1 formal a : to renounce upon oath

b : to reject solemnly

2 formal : to abstain from : avoid

abjure in Context

"Pop was indeed eating itself. 'If you've gone eight bars and there hasn't been an inanity,' argued [musician Green Gartside], 'it's time for a "baby" or an "ooh" or a "love" or something.' Perhaps the Pixies 1989 song 'La La Love You' takes this to its logical conclusion, abjuring all lyrics except repeated declarations of love, the 'maybes' and the 'babys.' It is music at its most self-referential." — Peter Salmon, The Quietus, 17 Oct. 2020

"Leo Tolstoy was an inveterate quitter. All his life, he gave up the things that mattered to him, or tried to.

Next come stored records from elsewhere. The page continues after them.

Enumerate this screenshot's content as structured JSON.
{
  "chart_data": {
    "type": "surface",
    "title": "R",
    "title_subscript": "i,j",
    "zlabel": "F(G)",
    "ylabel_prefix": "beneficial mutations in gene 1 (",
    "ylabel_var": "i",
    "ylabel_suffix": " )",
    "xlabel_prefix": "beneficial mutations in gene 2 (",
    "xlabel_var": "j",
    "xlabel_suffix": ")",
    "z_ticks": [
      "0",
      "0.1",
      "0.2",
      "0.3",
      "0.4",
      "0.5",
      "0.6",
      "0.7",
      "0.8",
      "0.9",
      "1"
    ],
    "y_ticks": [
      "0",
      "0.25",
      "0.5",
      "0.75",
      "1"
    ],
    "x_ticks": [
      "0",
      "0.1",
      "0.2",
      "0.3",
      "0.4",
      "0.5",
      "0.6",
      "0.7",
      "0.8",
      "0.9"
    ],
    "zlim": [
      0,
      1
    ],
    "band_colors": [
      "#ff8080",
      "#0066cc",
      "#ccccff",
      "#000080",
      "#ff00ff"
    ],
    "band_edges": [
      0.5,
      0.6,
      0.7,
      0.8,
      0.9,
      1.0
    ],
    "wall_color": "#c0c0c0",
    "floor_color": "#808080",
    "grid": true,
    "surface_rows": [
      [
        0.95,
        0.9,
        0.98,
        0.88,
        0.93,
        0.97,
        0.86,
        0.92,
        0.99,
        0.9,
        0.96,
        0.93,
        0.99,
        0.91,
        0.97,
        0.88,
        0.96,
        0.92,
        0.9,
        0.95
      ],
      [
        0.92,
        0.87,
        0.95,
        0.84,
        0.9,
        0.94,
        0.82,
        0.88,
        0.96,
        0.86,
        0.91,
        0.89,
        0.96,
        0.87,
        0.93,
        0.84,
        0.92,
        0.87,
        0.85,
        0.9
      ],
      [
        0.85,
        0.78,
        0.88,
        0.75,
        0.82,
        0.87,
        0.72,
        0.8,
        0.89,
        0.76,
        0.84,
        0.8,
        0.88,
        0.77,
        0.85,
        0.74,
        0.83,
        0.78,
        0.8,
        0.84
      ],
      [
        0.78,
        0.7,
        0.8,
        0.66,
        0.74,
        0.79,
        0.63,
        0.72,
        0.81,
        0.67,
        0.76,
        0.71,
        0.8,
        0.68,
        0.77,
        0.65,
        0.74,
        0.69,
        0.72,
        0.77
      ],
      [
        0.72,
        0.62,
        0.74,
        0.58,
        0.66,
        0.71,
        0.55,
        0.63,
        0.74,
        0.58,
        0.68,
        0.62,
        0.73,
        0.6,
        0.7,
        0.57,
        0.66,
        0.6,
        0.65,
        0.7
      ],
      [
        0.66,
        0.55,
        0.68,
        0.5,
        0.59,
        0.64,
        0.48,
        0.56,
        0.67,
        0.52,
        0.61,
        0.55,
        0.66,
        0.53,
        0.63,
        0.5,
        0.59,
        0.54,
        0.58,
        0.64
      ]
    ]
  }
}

He bolted from university without a degree, left the army, renounced the privileges of aristocracy. He rejected the Orthodox church and abjured fiction as a vanity." — The Economist, 8 Feb. 2020


Did You Know?

Just as a jury swears to produce an unbiased verdict, and a witness swears to tell the truth on pain of perjury, those who abjure their former ways "swear them away." Abjure (as well as jury and perjury) comes from Latin jurare, which means "to swear" (and which in turn is based on the root jus, meaning "law"), plus the prefix ab-, meaning "away." These days, we can casually abjure (that is, abstain from) various vices, but in the 15th and 16th centuries to abjure was a matter of renouncing something under oath—and sometimes a matter of life and death. For example, during the Spanish Inquisition, individuals were given the choice between abjuring unacceptable beliefs and being burned at the stake.